Выдыхаю с облегчением, когда южные отвечают. Им пришлось спасаться от мессеров и на максимальных оборотах они ушли на высоту, где фрицы чувствуют себя неуверенно. Но приходиться кружить над местом сбора, поджидая их. Наконец ложимся на обратный курс. Уходим этажеркой три на три. Три самолёта вверху, три — внизу. Километров через тридцать, когда мы забираемся на высоту одиннадцати с половиной тысяч, фрицы отстают. Облака нам помогают.

Через полтора часа.

Дрозду сегодня не везёт. Он словил снаряд или осколок в ещё один мотор, час назад его пришлось остановить и молиться, чтобы другой, тот, что барахлил на пути к Берлину, снова не стал капризничать. Кто-то наверху молитвы услышал, но только на час с небольшим. Час проработал, затем стал перегреваться всё больше и больше.

— Отправляй запрос на эвакуацию экипажа, — команда радисту.

Пожалуй, Дрозду частично повезло.

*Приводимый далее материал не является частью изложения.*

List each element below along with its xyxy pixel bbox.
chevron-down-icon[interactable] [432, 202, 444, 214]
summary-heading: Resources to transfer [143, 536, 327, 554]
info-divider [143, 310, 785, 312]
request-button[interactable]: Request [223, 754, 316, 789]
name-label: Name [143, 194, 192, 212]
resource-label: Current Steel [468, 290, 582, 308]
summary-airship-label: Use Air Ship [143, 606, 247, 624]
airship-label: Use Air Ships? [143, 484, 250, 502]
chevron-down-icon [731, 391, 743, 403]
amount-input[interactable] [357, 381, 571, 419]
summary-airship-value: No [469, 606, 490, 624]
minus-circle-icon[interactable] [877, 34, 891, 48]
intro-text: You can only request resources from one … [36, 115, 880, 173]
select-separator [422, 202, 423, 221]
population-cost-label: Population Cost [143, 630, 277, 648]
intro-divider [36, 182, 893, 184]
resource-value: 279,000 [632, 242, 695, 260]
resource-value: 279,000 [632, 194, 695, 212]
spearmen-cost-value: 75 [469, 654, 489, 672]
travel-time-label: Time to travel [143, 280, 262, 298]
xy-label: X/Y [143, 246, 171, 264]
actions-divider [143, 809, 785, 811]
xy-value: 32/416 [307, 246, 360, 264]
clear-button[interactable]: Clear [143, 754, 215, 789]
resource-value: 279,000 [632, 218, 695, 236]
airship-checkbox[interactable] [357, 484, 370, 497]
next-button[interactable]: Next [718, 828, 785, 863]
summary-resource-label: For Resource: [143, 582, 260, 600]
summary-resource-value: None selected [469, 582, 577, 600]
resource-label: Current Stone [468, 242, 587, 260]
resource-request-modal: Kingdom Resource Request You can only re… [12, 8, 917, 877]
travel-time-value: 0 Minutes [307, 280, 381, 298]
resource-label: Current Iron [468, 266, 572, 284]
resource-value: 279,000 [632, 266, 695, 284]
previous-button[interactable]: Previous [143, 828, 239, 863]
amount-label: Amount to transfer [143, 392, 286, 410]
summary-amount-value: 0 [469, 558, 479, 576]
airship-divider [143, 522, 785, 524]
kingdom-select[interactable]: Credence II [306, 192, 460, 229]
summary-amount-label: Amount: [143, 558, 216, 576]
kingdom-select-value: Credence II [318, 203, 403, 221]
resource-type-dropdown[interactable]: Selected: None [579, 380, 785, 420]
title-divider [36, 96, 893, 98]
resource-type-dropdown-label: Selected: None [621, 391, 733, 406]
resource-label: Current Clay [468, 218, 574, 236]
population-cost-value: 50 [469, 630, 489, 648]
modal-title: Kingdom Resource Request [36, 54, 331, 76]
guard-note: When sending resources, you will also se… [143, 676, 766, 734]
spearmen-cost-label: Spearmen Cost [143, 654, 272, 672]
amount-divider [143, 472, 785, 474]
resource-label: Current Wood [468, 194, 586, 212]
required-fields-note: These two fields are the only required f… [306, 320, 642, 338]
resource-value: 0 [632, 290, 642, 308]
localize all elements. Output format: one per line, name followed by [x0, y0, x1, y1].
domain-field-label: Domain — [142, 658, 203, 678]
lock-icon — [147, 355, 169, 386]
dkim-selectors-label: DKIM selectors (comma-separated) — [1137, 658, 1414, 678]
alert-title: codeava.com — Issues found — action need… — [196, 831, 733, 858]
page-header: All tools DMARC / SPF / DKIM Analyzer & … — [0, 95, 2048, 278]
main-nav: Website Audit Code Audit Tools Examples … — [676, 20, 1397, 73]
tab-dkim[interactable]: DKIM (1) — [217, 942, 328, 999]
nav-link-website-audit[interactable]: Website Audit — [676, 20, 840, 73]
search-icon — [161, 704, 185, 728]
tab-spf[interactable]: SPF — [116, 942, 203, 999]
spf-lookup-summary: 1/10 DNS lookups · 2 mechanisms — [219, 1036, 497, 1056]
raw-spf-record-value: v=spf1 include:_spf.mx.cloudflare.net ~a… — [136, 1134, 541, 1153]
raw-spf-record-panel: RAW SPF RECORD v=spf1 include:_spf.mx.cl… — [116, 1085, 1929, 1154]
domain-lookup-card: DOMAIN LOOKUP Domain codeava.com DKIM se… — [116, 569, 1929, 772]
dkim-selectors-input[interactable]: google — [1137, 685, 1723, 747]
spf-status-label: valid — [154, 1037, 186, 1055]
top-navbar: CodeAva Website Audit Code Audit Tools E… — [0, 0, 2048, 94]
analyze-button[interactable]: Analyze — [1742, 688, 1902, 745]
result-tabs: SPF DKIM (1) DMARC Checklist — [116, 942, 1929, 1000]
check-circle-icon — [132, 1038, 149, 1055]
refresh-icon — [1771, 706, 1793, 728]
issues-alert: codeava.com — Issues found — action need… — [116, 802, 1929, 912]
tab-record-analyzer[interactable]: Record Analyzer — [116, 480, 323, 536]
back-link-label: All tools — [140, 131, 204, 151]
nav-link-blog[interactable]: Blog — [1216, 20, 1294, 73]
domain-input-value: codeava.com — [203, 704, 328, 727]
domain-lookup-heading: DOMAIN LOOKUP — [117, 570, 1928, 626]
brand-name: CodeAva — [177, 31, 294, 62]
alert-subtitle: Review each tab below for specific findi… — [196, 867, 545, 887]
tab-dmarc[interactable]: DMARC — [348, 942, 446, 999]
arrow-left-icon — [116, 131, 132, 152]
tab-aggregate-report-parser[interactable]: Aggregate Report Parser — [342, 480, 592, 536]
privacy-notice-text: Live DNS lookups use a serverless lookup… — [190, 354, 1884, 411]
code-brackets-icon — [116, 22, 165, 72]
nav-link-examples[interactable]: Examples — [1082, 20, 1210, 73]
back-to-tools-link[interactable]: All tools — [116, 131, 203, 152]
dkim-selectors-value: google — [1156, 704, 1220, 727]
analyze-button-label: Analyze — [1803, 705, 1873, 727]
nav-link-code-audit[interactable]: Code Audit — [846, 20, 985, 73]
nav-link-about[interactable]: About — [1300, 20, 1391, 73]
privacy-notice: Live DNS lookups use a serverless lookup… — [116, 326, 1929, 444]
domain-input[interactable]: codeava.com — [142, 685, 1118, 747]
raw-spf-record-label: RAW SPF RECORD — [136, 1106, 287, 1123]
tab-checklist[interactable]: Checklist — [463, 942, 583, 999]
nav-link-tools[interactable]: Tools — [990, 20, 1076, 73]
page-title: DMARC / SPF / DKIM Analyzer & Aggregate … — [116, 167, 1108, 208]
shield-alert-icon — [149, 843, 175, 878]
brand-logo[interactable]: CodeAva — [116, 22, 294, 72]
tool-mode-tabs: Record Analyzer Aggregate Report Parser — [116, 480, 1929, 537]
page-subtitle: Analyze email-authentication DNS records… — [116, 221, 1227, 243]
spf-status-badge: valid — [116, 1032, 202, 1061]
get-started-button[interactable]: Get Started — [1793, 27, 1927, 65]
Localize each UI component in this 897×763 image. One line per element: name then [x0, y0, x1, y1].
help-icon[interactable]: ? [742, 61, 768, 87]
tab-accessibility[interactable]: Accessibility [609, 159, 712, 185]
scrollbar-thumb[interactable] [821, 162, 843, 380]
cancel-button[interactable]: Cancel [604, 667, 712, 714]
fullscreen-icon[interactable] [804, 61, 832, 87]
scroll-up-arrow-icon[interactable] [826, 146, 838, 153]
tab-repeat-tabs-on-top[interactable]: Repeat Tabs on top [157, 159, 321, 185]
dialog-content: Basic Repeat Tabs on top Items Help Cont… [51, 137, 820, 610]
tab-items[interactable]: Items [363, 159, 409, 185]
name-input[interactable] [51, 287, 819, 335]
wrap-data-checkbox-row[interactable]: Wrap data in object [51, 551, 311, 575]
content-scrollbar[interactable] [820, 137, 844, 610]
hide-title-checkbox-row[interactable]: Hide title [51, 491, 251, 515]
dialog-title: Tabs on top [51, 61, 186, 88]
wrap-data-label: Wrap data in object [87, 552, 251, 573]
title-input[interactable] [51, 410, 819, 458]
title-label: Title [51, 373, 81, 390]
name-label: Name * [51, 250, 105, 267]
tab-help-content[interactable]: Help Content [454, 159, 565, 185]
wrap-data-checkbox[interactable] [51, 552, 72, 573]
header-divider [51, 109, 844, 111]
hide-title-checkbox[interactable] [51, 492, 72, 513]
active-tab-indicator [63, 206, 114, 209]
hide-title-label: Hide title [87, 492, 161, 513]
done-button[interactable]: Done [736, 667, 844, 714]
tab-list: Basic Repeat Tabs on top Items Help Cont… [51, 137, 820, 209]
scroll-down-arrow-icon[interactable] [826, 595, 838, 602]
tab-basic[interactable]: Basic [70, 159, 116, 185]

Неработающие моторы расположены на разных крыльях, не знаю, как бы он летел с двумя движками на одном крыле.

19 сентября, пятница, время 11:20.

Бои в районе городка Уцене. Литва.

Оставив два безнадёжно догорающих танка с сорванными башнями, немецкая бронегруппа отползает назад. Войска 24-ой ударной не с таким гибельным для противника результатом, но повторили то, что сделали немцы с нашей танковой ротой вчера.

Ещё один залп вдогонку. 76-миллиметровые гаубицы, стреляющие прямой наводкой, тяжёлый аргумент. Ещё два танка, не успевшие скрыться за пригорком, останавливаются. У одного слетает гусеница, второй уныло дымит.